Its statement comes as Irish Second-Level Students' Union (ISSU) said on Tuesday that the State exams "cannot go ahead as planned" this year due to Covid-related disruption.
The ISSU said a move to proceed with the traditional exam would suggest a "complete disregard for students' best interests" on the basis that many students are missing school for Covid reasons.
The intervention is regarded by observers as significant development on a building issue, with Labour and Sinn Féin having already called for the reintroduction of last year's hybrid exam model, which gave students a choice between accredited grades and exams.

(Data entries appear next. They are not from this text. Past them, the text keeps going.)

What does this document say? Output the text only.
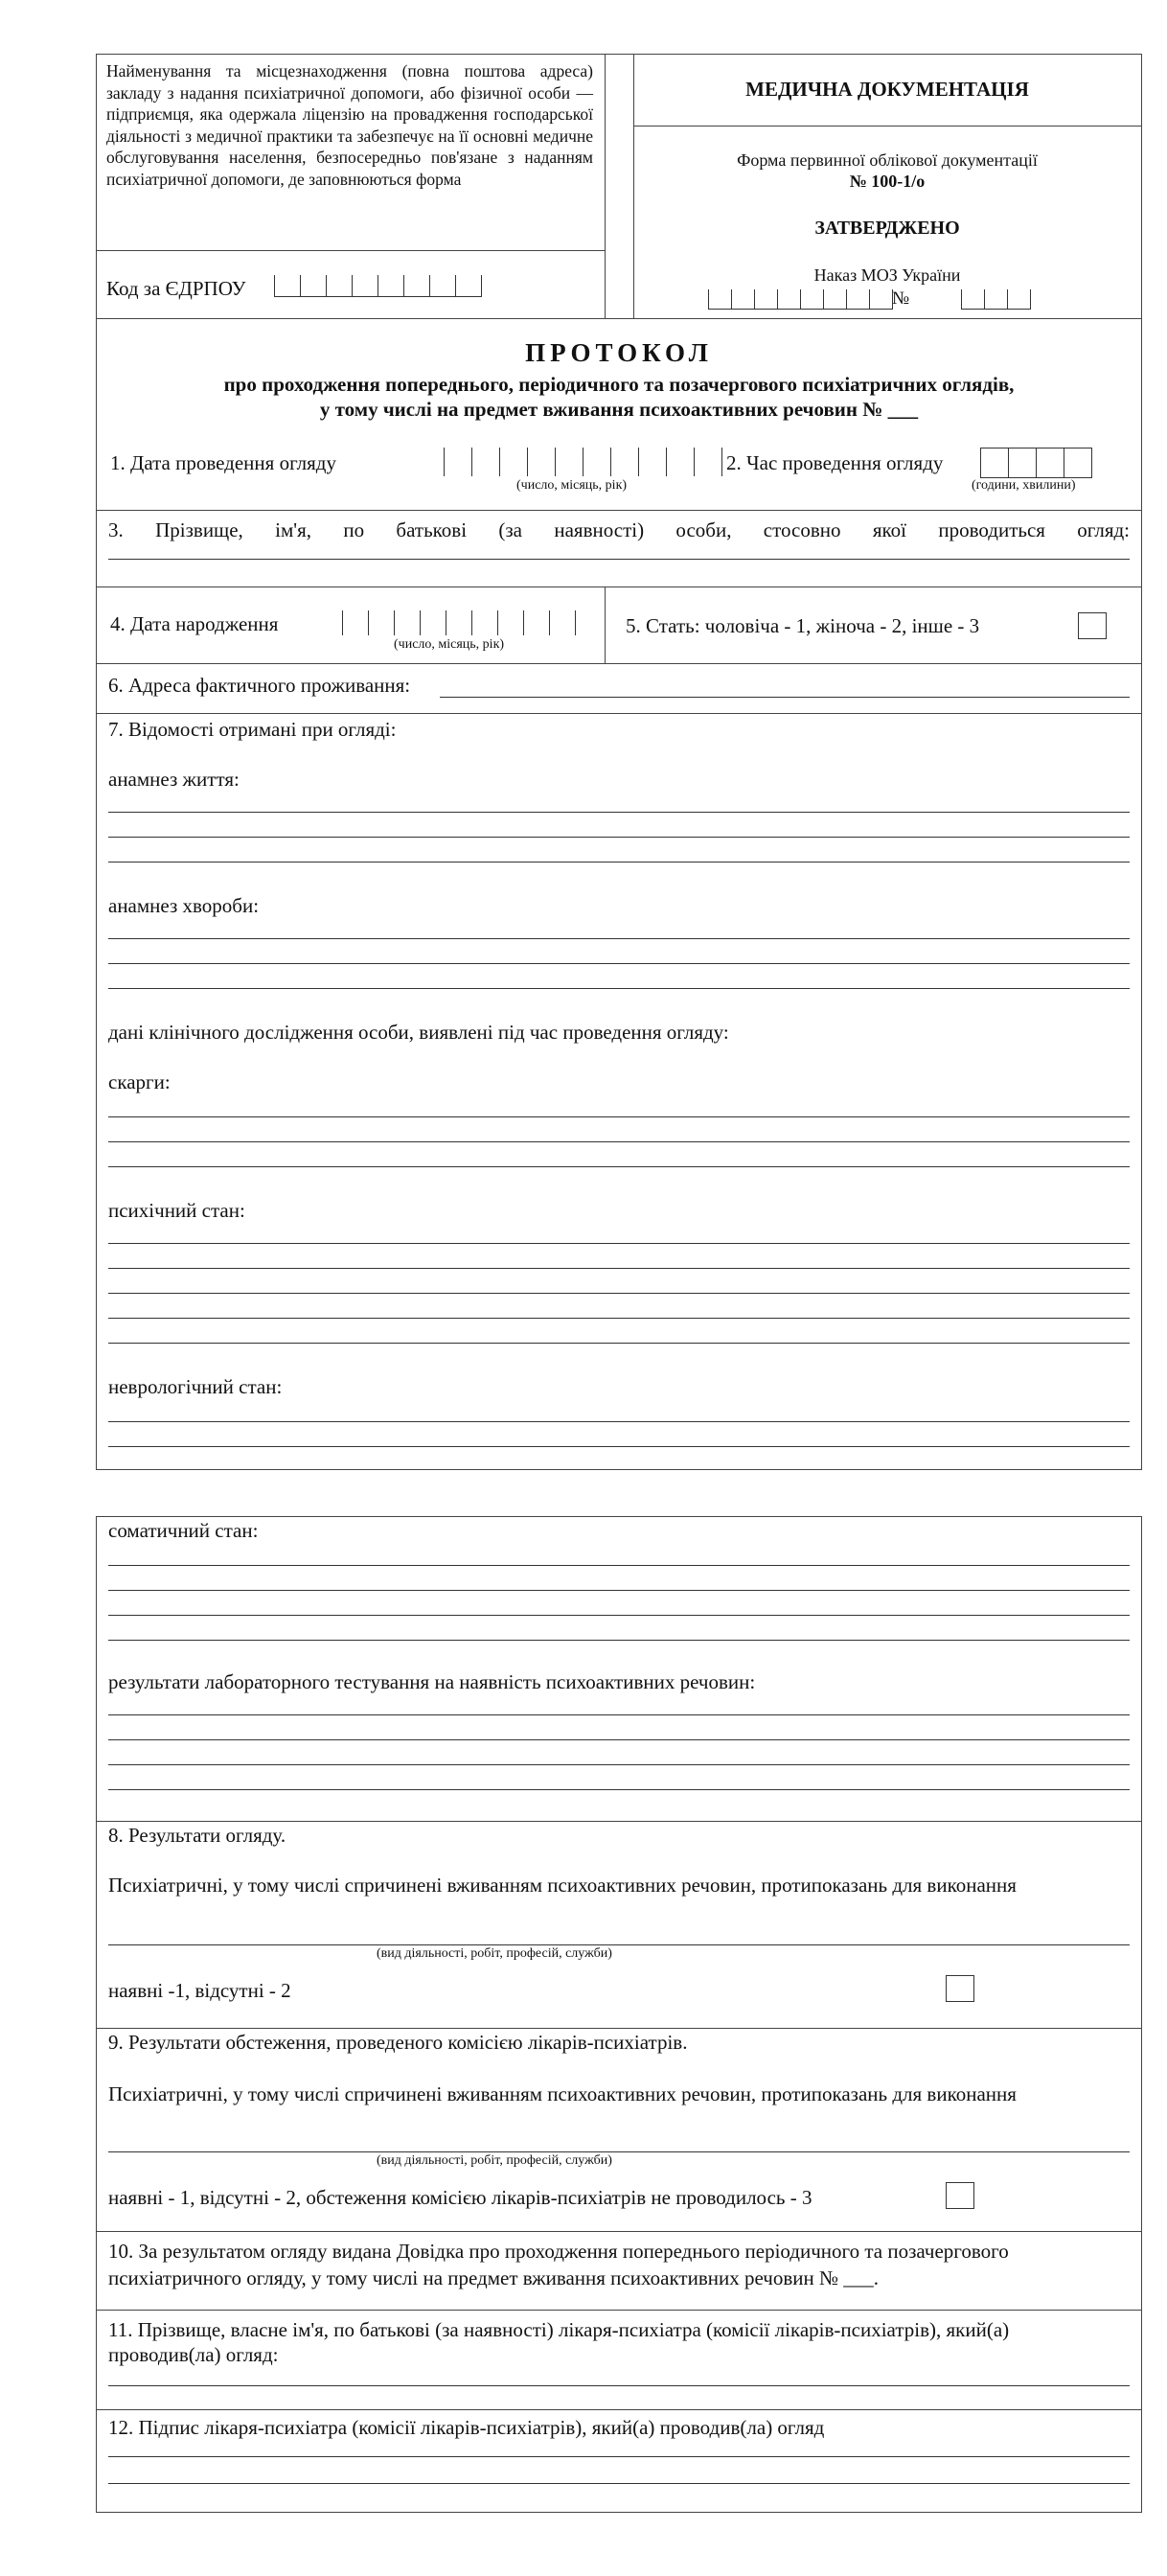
Найменування та місцезнаходження (повна поштова адреса) закладу з надання психіатричної допомоги, або фізичної особи — підприємця, яка одержала ліцензію на провадження господарської діяльності з медичної практики та забезпечує на її основні медичне обслуговування населення, безпосередньо пов'язане з наданням психіатричної допомоги, де заповнюються форма
Код за ЄДРПОУ
МЕДИЧНА ДОКУМЕНТАЦІЯ
Форма первинної облікової документації
№ 100-1/о
ЗАТВЕРДЖЕНО
Наказ МОЗ України
№
ПРОТОКОЛ
про проходження попереднього, періодичного та позачергового психіатричних оглядів,
у тому числі на предмет вживання психоактивних речовин № ___
1. Дата проведення огляду
(число, місяць, рік)
2. Час проведення огляду
(години, хвилини)
3. Прізвище, ім'я, по батькові (за наявності) особи, стосовно якої проводиться огляд:
4. Дата народження
(число, місяць, рік)
5. Стать: чоловіча - 1, жіноча - 2, інше - 3
6. Адреса фактичного проживання:
7. Відомості отримані при огляді:
анамнез життя:
анамнез хвороби:
дані клінічного дослідження особи, виявлені під час проведення огляду:
скарги:
психічний стан:
неврологічний стан:
соматичний стан:
результати лабораторного тестування на наявність психоактивних речовин:
8. Результати огляду.
Психіатричні, у тому числі спричинені вживанням психоактивних речовин, протипоказань для виконання
(вид діяльності, робіт, професій, служби)
наявні -1, відсутні - 2
9. Результати обстеження, проведеного комісією лікарів-психіатрів.
Психіатричні, у тому числі спричинені вживанням психоактивних речовин, протипоказань для виконання
(вид діяльності, робіт, професій, служби)
наявні - 1, відсутні - 2, обстеження комісією лікарів-психіатрів не проводилось - 3
10. За результатом огляду видана Довідка про проходження попереднього періодичного та позачергового
психіатричного огляду, у тому числі на предмет вживання психоактивних речовин № ___.
11. Прізвище, власне ім'я, по батькові (за наявності) лікаря-психіатра (комісії лікарів-психіатрів), який(а)
проводив(ла) огляд:
12. Підпис лікаря-психіатра (комісії лікарів-психіатрів), який(а) проводив(ла) огляд
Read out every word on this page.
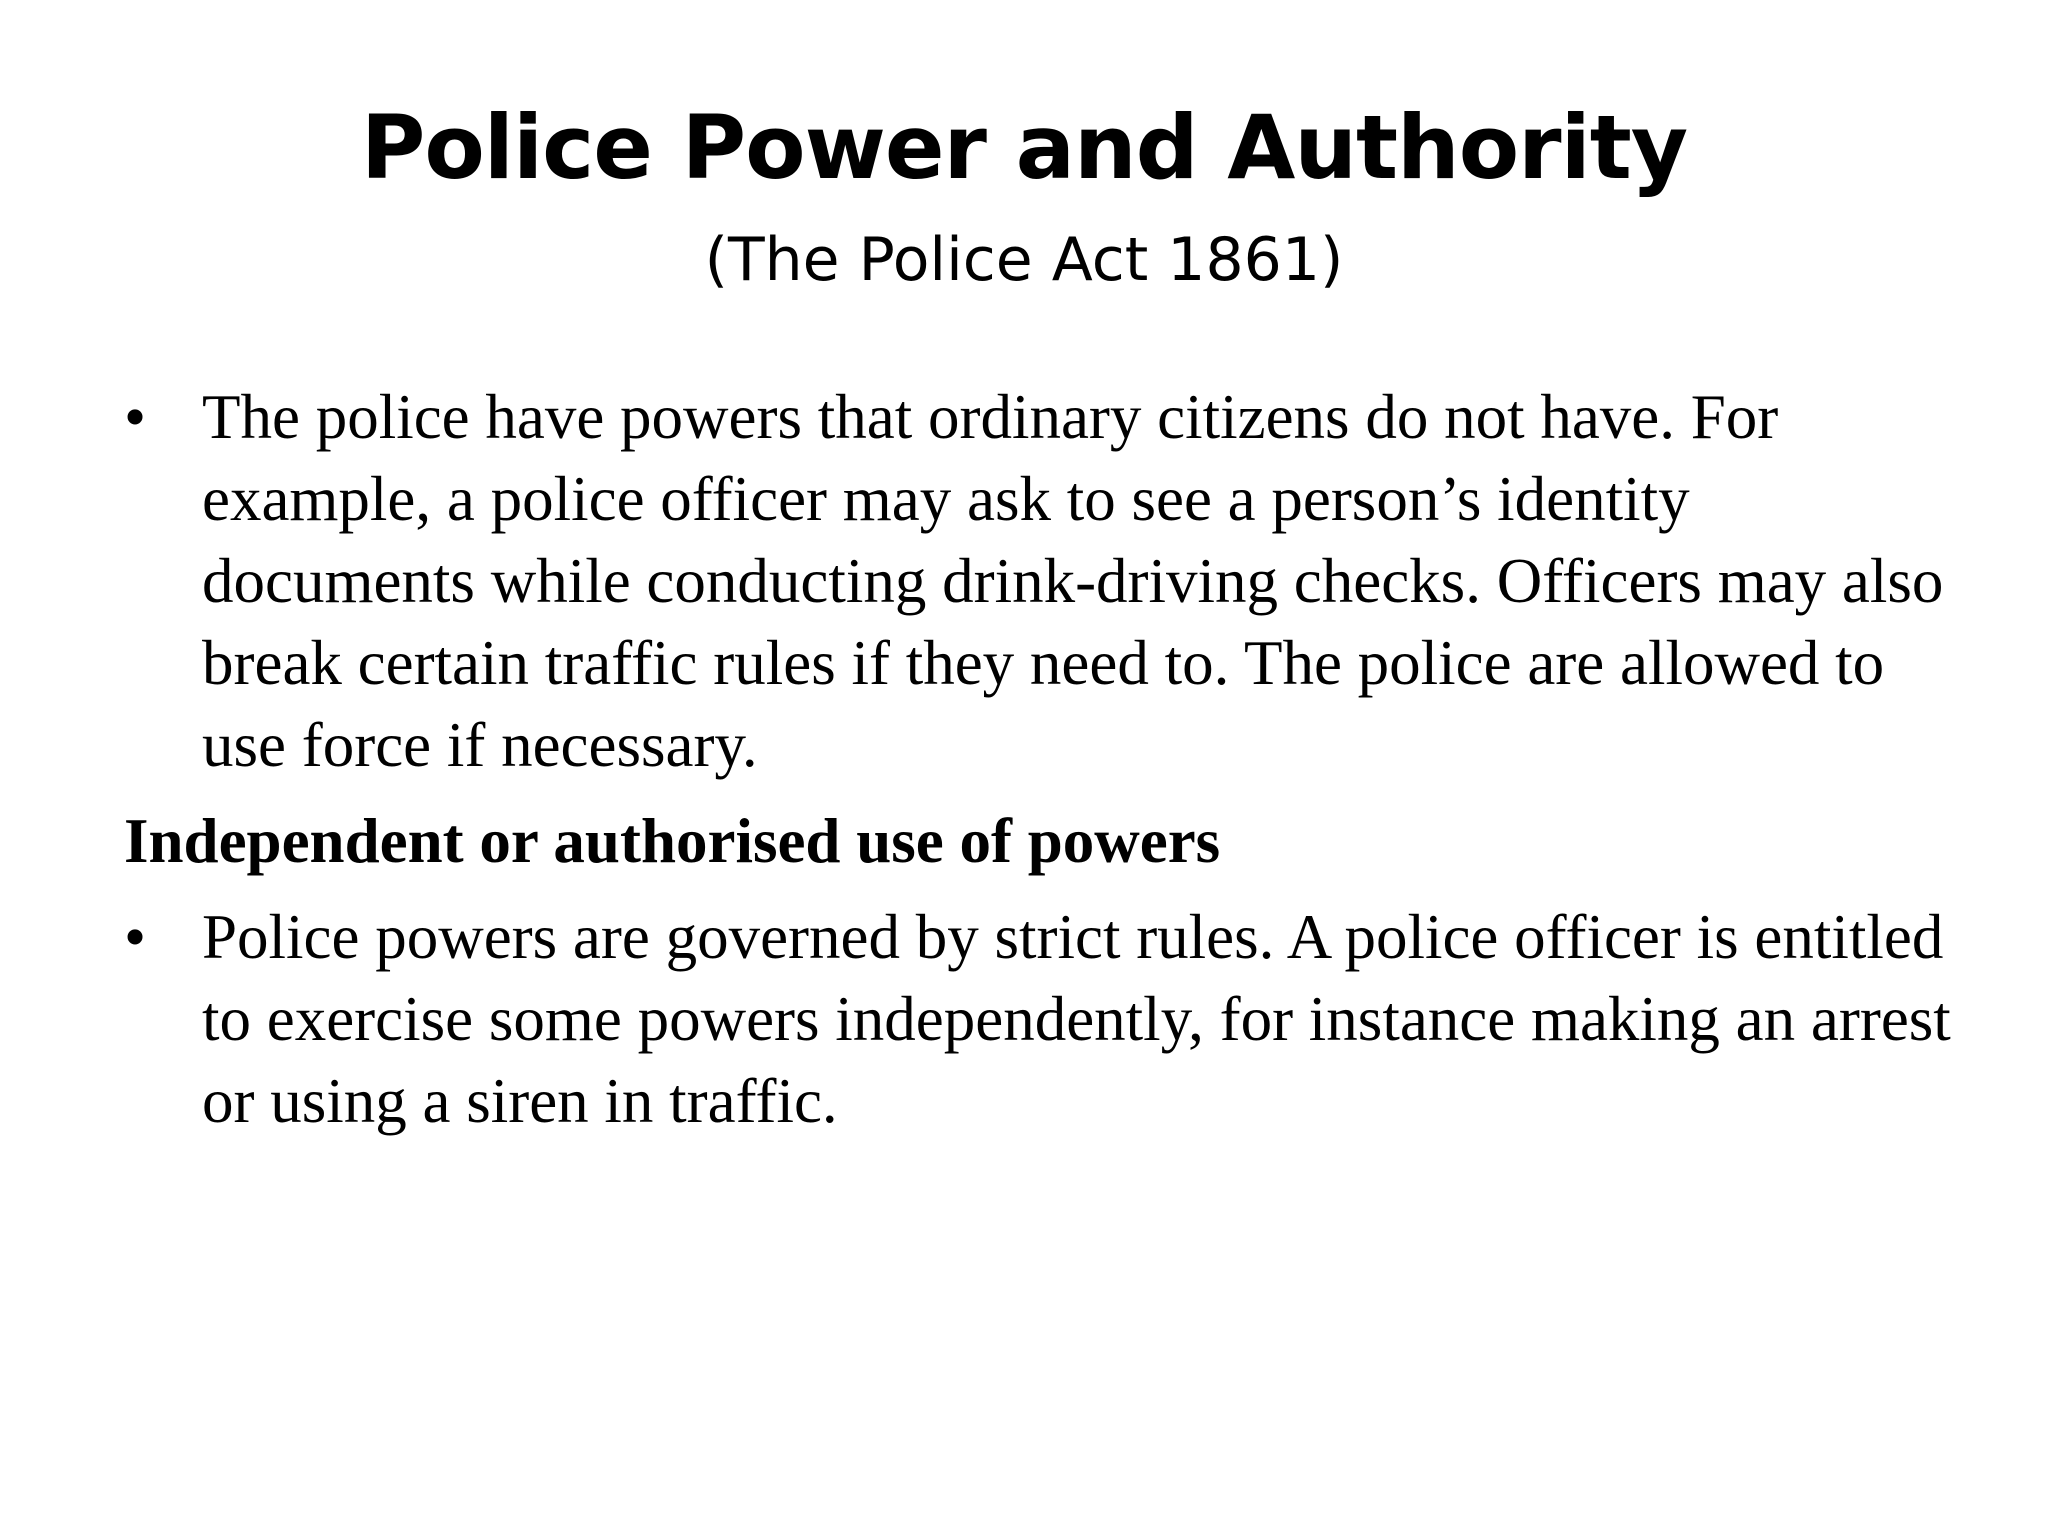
Police Power and Authority
(The Police Act 1861)
• The police have powers that ordinary citizens do not have. For example, a police officer may ask to see a person’s identity documents while conducting drink-driving checks. Officers may also break certain traffic rules if they need to. The police are allowed to use force if necessary.
Independent or authorised use of powers
• Police powers are governed by strict rules. A police officer is entitled to exercise some powers independently, for instance making an arrest or using a siren in traffic.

However, the SEC said adjustments to the 2022 State exams - including more choice on the exam papers - were designed to reflect the loss of learning time students experienced and include contingency for future learning loss.
"They are intended to provide clarity, certainty and reassurance to students, their parents/guardians, teachers and schools about the format and structure of this year's examinations," it said.
An attempt to re-run last year's hybrid option may be impossible, according to an academic who formed part of an independent steering committee which oversaw the use of calculated grades in 2020.
The cancellation of Junior Cycle exams in 2020 means there is no objective data on the performance of thousands of Leaving Cert candidates who did not complete transition year.
This information was crucial to the standardisation process which helped ensure fairness and consistency in teacher-assessed marks used to generate students’ grades over the past two years.
Prof Michael O'Leary, of DCU's centre for assessment research, policy and practice in education, said estimation approaches have been used in international comparative studies on student achievement known as Pisa and Timss.
However, he said implementing this in a national standardisation for the Leaving Cert in 2022 “might be impossible” given that crucial data required to estimate Junior Cycle grades for large numbers of students who did not sit the exam would not be available to the SEC.
Emer Neville, ISSU president, said this year's cohort of exam students has been "very vocal about the disruption they are facing in and out of the classroom".
“There is no online tuition provided to those isolating, and students have missed class time throughout 2021 and 2020 as a result of school closures,” she said.
Paul Crone, director of the National Association of Principals and Deputy Principals, also said there needs to be something additional to this year's exams to account for the Covid disruption.
“We don’t know exactly what that should look like, or what’s possible, but what we’re saying is we should put students first,” he said.
The Teachers' Union of Ireland (TUI) and the Association of Secondary Teachers in Ireland (ASTI) have both said they will only support the traditional, externally-assessed exams.
The Department of Education said it is “ aware of the disruption” experienced by students who are due to take their Leaving Certificate examinations in 2022.
However, it said adjustments to the assessment arrangements for this year’s exams – including increased choice – were designed to take account of the disruption to learning last year, “as well as providing for some possible further disruption in 2021/22”.
“The Department will continue to engage with all partners in education on all matters relating to Leaving Certificate 2022,” it added.